W ostatnim czasie "w kuluarach" sporo mówiło się na temat kwestii mistrzostwa w Lidze Okręgowej Bielsko-Tyskiej. MKS Lędziny zwyciężyło z Pasjonatem w ostatniej kolejce i "na papierze" zapewniło sobie awans. Skąd jednak wzięły się owe zza kulisowe wątpliwości? Po meczu Rekord II - MKS Lędziny klub z Lędzin złożył protest jakoby w meczu wystawiony został zawodnik, który przekroczył limit 2/3 występów w pierwszej drużynie. Chodzi tu o Mateusza Madzie. Klub z Cygańskiego Lasu istotnie błąd popełnił. Jak wynika z naszych informacji, nie uwzględniając w swoich rachunkach meczów pucharowych. Sęk w tym, że Madzia wystąpił w poprzednich kilku meczach drużyny Rezerw, już po przekroczeniu owego limitu. Tyczy się to także meczu z GLKS-em Wilkowice. 

 

- W tej chwili cała sprawa rozstrzyga się w Śląskim Związku Piłki Nożnej. Osobiście nie mogę zająć stanowiska w tej sprawie, gdyż całość weryfikować będą odpowiednie komisje w Katowicach.
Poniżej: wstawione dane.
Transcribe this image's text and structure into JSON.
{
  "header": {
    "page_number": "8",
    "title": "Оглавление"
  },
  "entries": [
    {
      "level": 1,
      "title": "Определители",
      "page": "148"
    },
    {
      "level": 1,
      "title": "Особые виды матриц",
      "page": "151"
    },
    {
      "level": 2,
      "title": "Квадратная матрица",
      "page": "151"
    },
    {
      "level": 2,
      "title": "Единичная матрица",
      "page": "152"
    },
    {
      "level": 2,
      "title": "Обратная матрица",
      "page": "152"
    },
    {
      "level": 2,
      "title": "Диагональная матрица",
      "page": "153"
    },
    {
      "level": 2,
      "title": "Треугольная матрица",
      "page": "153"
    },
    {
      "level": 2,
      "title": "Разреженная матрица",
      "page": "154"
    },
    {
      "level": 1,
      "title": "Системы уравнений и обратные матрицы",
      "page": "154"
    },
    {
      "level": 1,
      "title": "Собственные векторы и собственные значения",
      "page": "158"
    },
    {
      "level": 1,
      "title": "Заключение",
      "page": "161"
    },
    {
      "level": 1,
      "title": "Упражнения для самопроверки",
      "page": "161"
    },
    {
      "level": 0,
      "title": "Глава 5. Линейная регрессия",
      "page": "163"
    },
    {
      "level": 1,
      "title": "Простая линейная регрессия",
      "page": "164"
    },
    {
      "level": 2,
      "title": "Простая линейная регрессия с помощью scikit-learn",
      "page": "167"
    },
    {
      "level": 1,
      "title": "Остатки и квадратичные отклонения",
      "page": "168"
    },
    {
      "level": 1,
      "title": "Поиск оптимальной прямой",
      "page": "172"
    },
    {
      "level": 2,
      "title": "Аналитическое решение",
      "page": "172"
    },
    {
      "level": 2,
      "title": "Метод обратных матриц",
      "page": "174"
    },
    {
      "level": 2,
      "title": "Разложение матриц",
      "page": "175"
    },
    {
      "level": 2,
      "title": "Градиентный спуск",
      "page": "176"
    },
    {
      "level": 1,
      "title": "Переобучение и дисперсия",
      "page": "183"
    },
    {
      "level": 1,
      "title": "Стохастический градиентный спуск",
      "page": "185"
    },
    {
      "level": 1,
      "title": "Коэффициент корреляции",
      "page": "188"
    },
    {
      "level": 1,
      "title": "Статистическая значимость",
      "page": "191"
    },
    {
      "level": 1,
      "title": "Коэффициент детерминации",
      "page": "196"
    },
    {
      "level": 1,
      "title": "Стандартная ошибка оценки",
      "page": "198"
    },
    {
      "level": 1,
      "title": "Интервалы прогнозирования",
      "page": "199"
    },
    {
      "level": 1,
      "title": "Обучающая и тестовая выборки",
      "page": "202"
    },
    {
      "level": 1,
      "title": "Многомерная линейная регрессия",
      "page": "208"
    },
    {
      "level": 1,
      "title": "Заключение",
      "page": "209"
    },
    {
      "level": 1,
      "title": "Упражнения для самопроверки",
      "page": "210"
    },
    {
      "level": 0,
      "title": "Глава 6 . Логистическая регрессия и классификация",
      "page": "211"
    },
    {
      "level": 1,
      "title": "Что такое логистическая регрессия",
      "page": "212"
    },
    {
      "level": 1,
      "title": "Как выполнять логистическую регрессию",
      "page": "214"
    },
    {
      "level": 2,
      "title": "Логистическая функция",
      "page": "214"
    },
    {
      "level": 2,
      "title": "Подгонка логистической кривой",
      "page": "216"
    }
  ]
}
Na kilka spraw jednak warto zwrócić uwagę. Przede wszystkim błędy zdarzają się każdemu. Legia także popełniła podobny błąd, co kosztowało ją brak wejścia do Ligi Mistrzów. Druga rzecz to przepisy, które w tych sprawach są bardzo zagmatwane. Nie wiem czemu do limitu wpisują się także mecze pucharowe, skoro np. kiedy zawodnik dostanie w pucharze czerwoną kartkę, to przecież może grać w lidze. To zupełnie osobne "byty". Po trzecie, to też pokazuje niedoskonałość systemu ekstranet, który takie sytuacje powinien od razu wyłapywać - mówi Marek Kubica, prezes Podokręgu Bielsko-Biała. 

 

 

W mediach już pojawiła się na ten temat informacja, lecz według naszego rozmówcy nie jest ona do końca prawdziwa. - Nie był to artykuł rzetelny, a przez niego pojawiło się sporo mitów i zamieszania. Choćby przykład z tym, iż rezerwy Rekordu miałyby zostać relegowane do A-klasy po pięciu walkowerach. Autor nie sprawdził tego przepisu, gdyż dotyczy on nieprzystąpienia drużyny do meczu! Hipotetycznie, nawet gdyby Rekord dostał 5 walkowerów to może być spokojny o ligowy byt. O przepisach teraz mówią osoby bez pojęcia i starają się doktoryzować innych - stwierdza szczerze Kubica. 

 

Jaka więc będzie puenta całej sprawy? Czy GLKS otrzyma walkowera za mecz z rezerwami Rekordu i MKS Lędziny straci tytuł mistrzowski? - Na tę chwilę weryfikowany jest mecz między rezerwami Rekordu a MKS-em Lędziny. Co będzie potem, zobaczymy. Czy jednak może coś się zmienić w kwestii mistrzostwa? Wątpię... - zdradza prezes Podokręgu Bielsko-Biała, a my tym samym wyczekujemy oficjalnych komunikatów.